所谓民心,不过是杨系民心,至于举子,更出自杨系,不过是这一干人等不愿让殿下如愿罢了。
“诸位,那依你们看来,大名府知府之位该是何人?”
“吏部尚书既已参与治河,应由我等酌情定夺。”
“这是何故,吏部尚书虽不在,侍郎等官尚且等闲,何不让他们来做?”
几人面面相觑。
先前吏部皆是杨系。
可如今姜堰已搭上关陇徐氏,往吏部安插了不少徐氏的人,他们并无完全把握,令吏部听他们的。
因此郑乾与魏因济只得看向杨开怀。
“既是如此,便依信中所言,委任冯欢为大名知府吧,总不能让林指挥使白跑一趟。”
“只是这冯欢究竟有无真才实学,还应实际用一用方可定夺。”
“据有司所言,如今大名府周围皆是灾民,一月内,其若能使灾民井井有条,便可留任!”
司马军面色冰冷。
早料到杨开怀这老狐狸不可能轻易松口,原来在这等着呢。
所谓朝堂争斗,正是如此,不把话说死,令你解决难以解决之事,届时如未完成,看你如何。
“杨大人此言甚好。”
今日司马军当值,余下三人便一同出了文渊阁。
郑乾与魏因济围住杨开怀。
“杨大人,您为何轻易松口,那冯欢一看便是太子门下,万不可使其如愿!”
“你们当真以为林卓跑了一趟?”
“莫非不是?徐英、姜承俗务缠身,哪里能管这等杂事?”
杨开怀微微一笑。
“诸位怕是忘了,从始至终,有人从未露面。

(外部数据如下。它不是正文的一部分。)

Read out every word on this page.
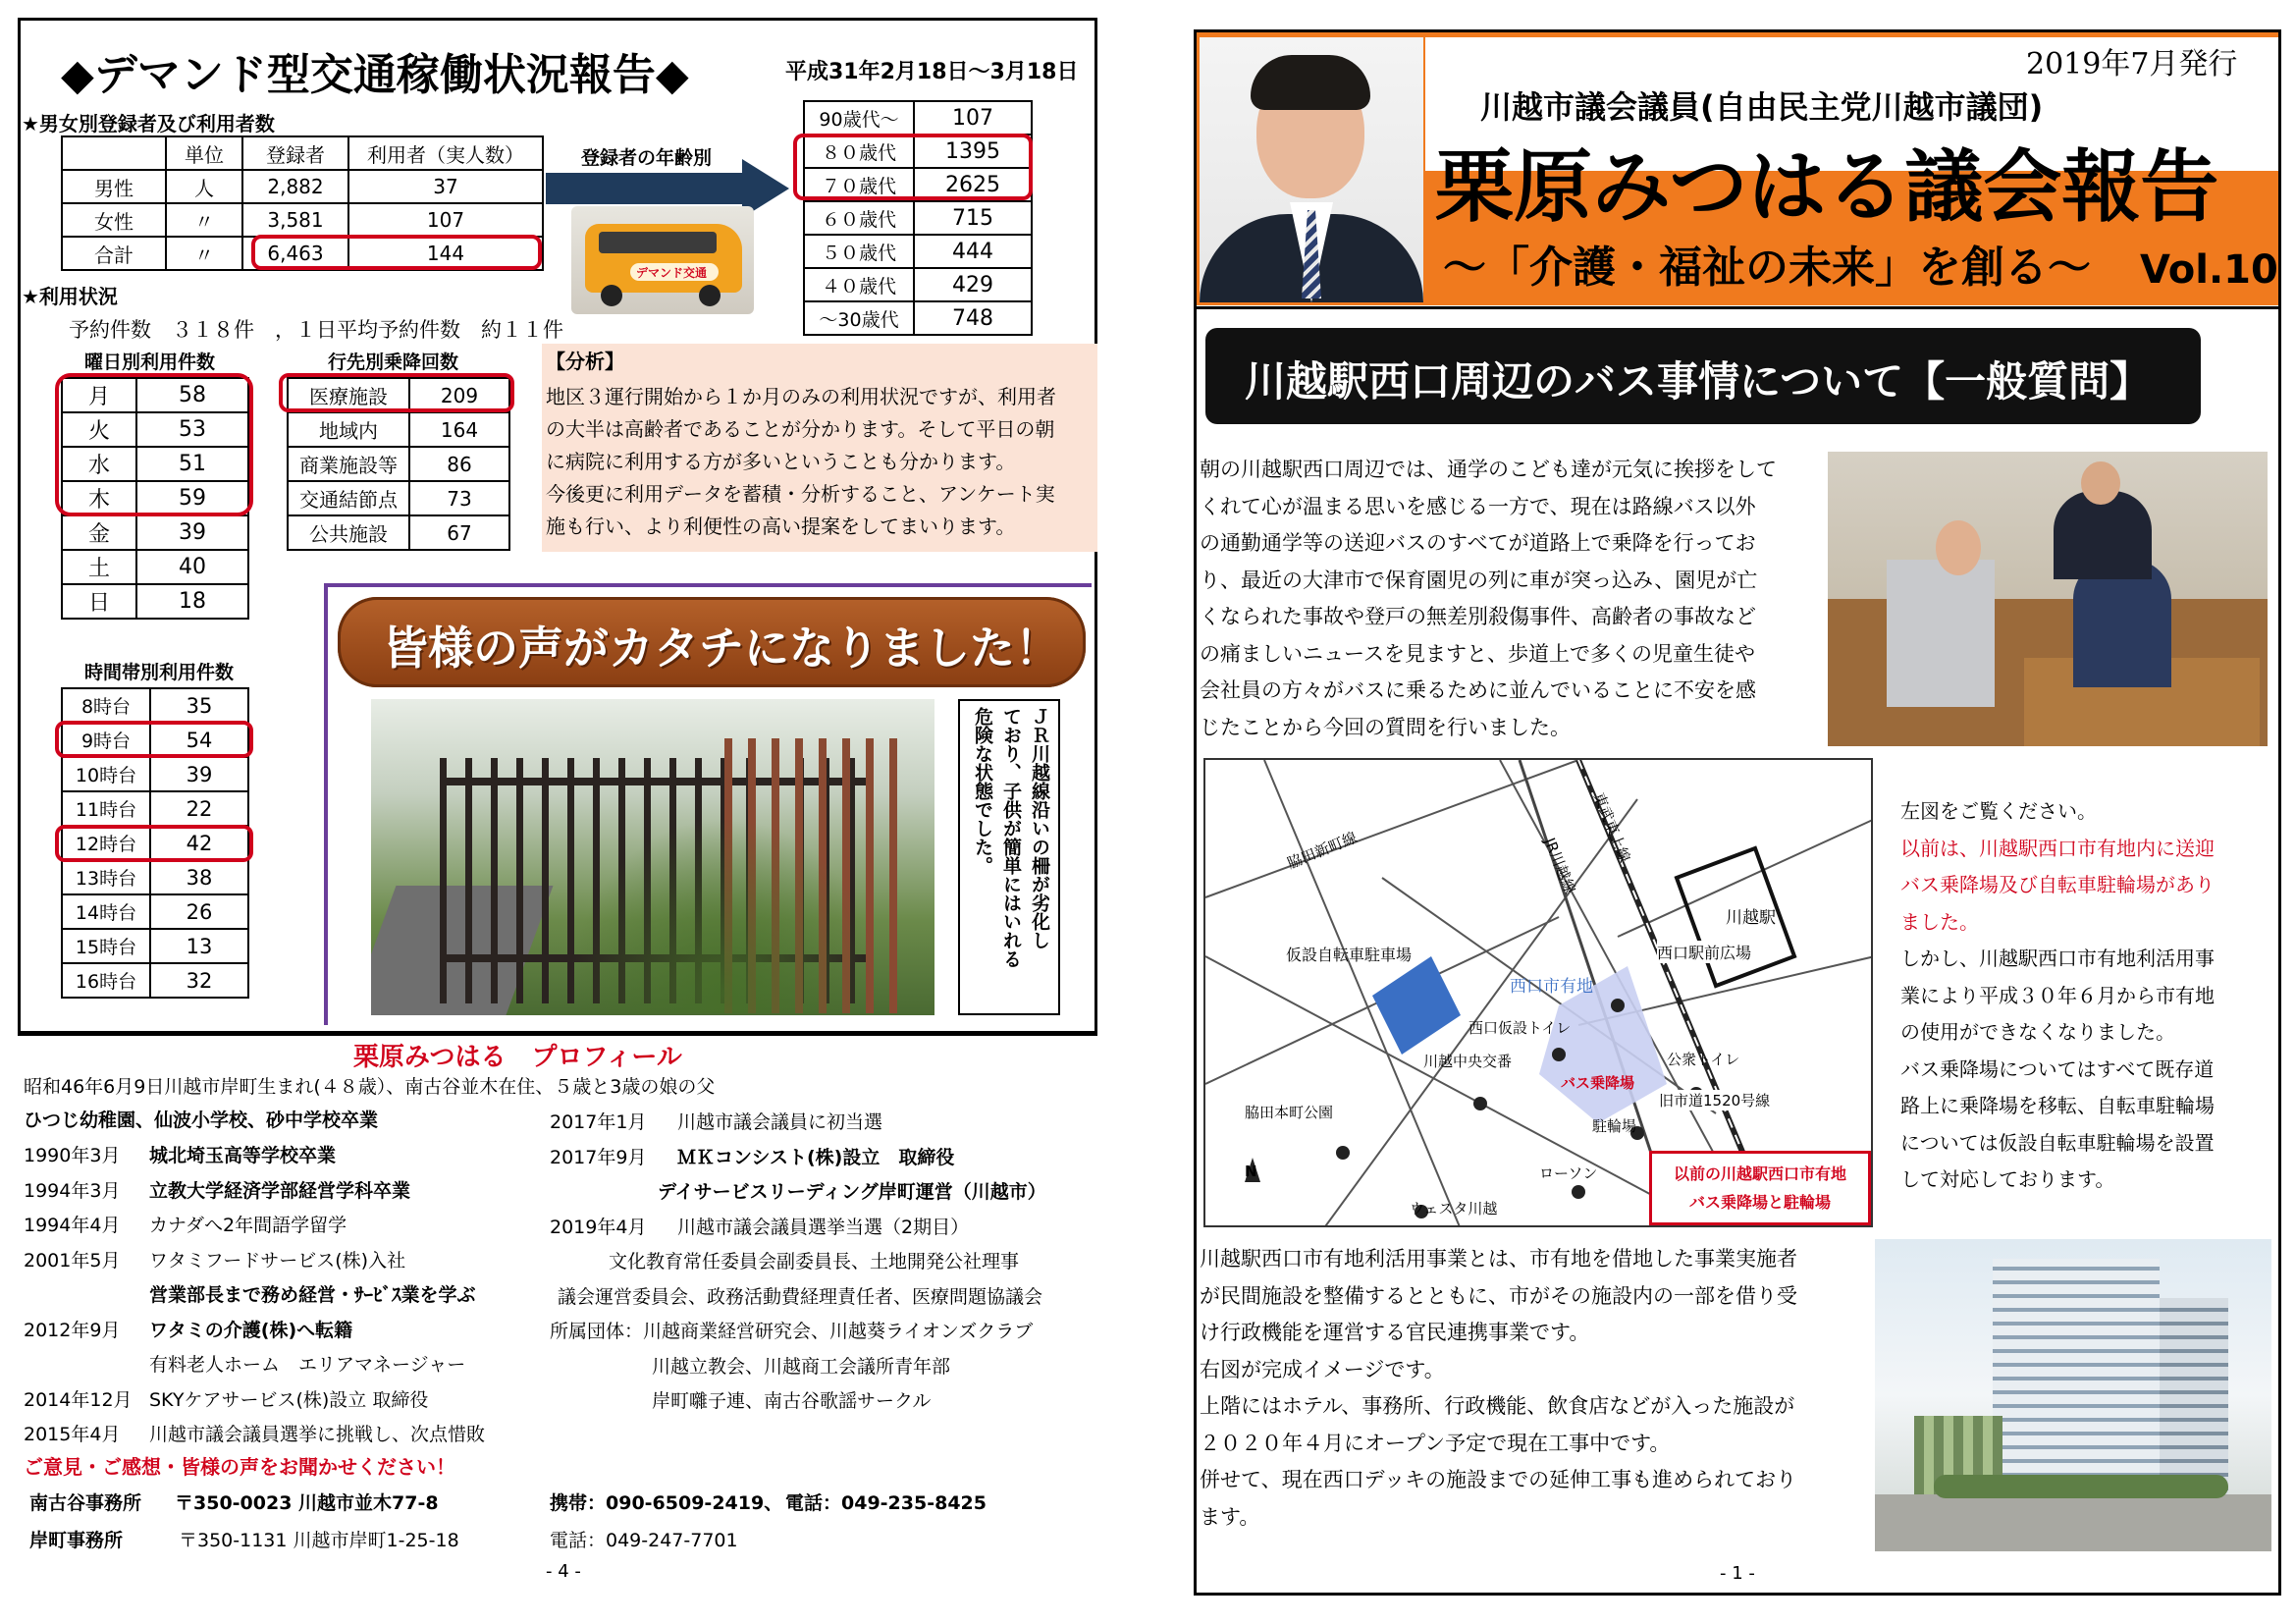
◆デマンド型交通稼働状況報告◆	平成31年2月18日～3月18日
★男女別登録者及び利用者数
	単位	登録者	利用者（実人数）
男性	人	2,882	37
女性	〃	3,581	107
合計	〃	6,463	144
登録者の年齢別
デマンド交通
90歳代～	107
８０歳代	1395
７０歳代	2625
６０歳代	715
５０歳代	444
４０歳代	429
～30歳代	748
★利用状況
予約件数　３１８件　，１日平均予約件数　約１１件
曜日別利用件数
月	58
火	53
水	51
木	59
金	39
土	40
日	18
行先別乗降回数
医療施設	209
地域内	164
商業施設等	86
交通結節点	73
公共施設	67
【分析】
地区３運行開始から１か月のみの利用状況ですが、利用者
の大半は高齢者であることが分かります。そして平日の朝
に病院に利用する方が多いということも分かります。
今後更に利用データを蓄積・分析すること、アンケート実
施も行い、より利便性の高い提案をしてまいります。
時間帯別利用件数
8時台	35
9時台	54
10時台	39
11時台	22
12時台	42
13時台	38
14時台	26
15時台	13
16時台	32
皆様の声がカタチになりました！
ＪＲ川越線沿いの柵が劣化し
ており、子供が簡単にはいれる
危険な状態でした。
栗原みつはる　プロフィール
昭和46年6月9日川越市岸町生まれ(４８歳）、南古谷並木在住、５歳と3歳の娘の父
ひつじ幼稚園、仙波小学校、砂中学校卒業
1990年3月 城北埼玉高等学校卒業
1994年3月 立教大学経済学部経営学科卒業
1994年4月 カナダへ2年間語学留学
2001年5月 ワタミフードサービス(株)入社
営業部長まで務め経営・ｻｰﾋﾞｽ業を学ぶ
2012年9月 ワタミの介護(株)へ転籍
有料老人ホーム　エリアマネージャー
2014年12月 SKYケアサービス(株)設立 取締役
2015年4月 川越市議会議員選挙に挑戦し、次点惜敗
2017年1月 川越市議会議員に初当選
2017年9月 ＭＫコンシスト(株)設立　取締役
デイサービスリーディング岸町運営（川越市）
2019年4月 川越市議会議員選挙当選（2期目）
文化教育常任委員会副委員長、土地開発公社理事
議会運営委員会、政務活動費経理責任者、医療問題協議会
所属団体：川越商業経営研究会、川越葵ライオンズクラブ
川越立教会、川越商工会議所青年部
岸町囃子連、南古谷歌謡サークル
ご意見・ご感想・皆様の声をお聞かせください！
南古谷事務所 〒350-0023 川越市並木77-8	携帯：090-6509-2419、 電話：049-235-8425
岸町事務所	〒350-1131 川越市岸町1-25-18	電話：049-247-7701
- 4 -
2019年7月発行
川越市議会議員(自由民主党川越市議団)
栗原みつはる議会報告
～「介護・福祉の未来」を創る～ Vol.10
川越駅西口周辺のバス事情について【一般質問】
朝の川越駅西口周辺では、通学のこども達が元気に挨拶をして
くれて心が温まる思いを感じる一方で、現在は路線バス以外
の通勤通学等の送迎バスのすべてが道路上で乗降を行ってお
り、最近の大津市で保育園児の列に車が突っ込み、園児が亡
くなられた事故や登戸の無差別殺傷事件、高齢者の事故など
の痛ましいニュースを見ますと、歩道上で多くの児童生徒や
会社員の方々がバスに乗るために並んでいることに不安を感
じたことから今回の質問を行いました。
東武東上線
JR川越線
脇田新町線
川越駅
西口駅前広場
仮設自転車駐車場
西口市有地
西口仮設トイレ
川越中央交番	公衆トイレ
バス乗降場
旧市道1520号線
脇田本町公園
駐輪場
ローソン
ウェスタ川越
N	以前の川越駅西口市有地
バス乗降場と駐輪場
左図をご覧ください。
以前は、川越駅西口市有地内に送迎
バス乗降場及び自転車駐輪場があり
ました。
しかし、川越駅西口市有地利活用事
業により平成３０年６月から市有地
の使用ができなくなりました。
バス乗降場についてはすべて既存道
路上に乗降場を移転、自転車駐輪場
については仮設自転車駐輪場を設置
して対応しております。
川越駅西口市有地利活用事業とは、市有地を借地した事業実施者
が民間施設を整備するとともに、市がその施設内の一部を借り受
け行政機能を運営する官民連携事業です。
右図が完成イメージです。
上階にはホテル、事務所、行政機能、飲食店などが入った施設が
２０２０年４月にオープン予定で現在工事中です。
併せて、現在西口デッキの施設までの延伸工事も進められており
ます。
- 1 -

”
“您是说......”
“老夫尚且纳闷,究竟谁如此大胆,竟敢擅杀河道兵,甚至正好让我等有了可乘之机!如今看来,应是太子所为,自始至终,皆是其所布之局。破局之法乃是深究其中道理,可何人敢查到太子头上?”
郑乾忙摇头。
“既是如此,便由着太子去吧。只是我等亦不可如此被动,应前往河道一探究竟!”
“杨首辅万万不可,您老已年过花甲,灾民难控,万一......”
杨开怀白了两人一眼。
“区区一个姜堰,还不足以让老夫亲自出马,诸位放心,老夫已有人选。”
杨府后院。
一尊木人树立,上写姜堰二字,上下皆裹了棉被,正被杨永拳脚相加。
“该死的姜堰,竟敢抢我女人,看我不咒死你!”
杨永越打越气,竟不知杨开怀已至身后。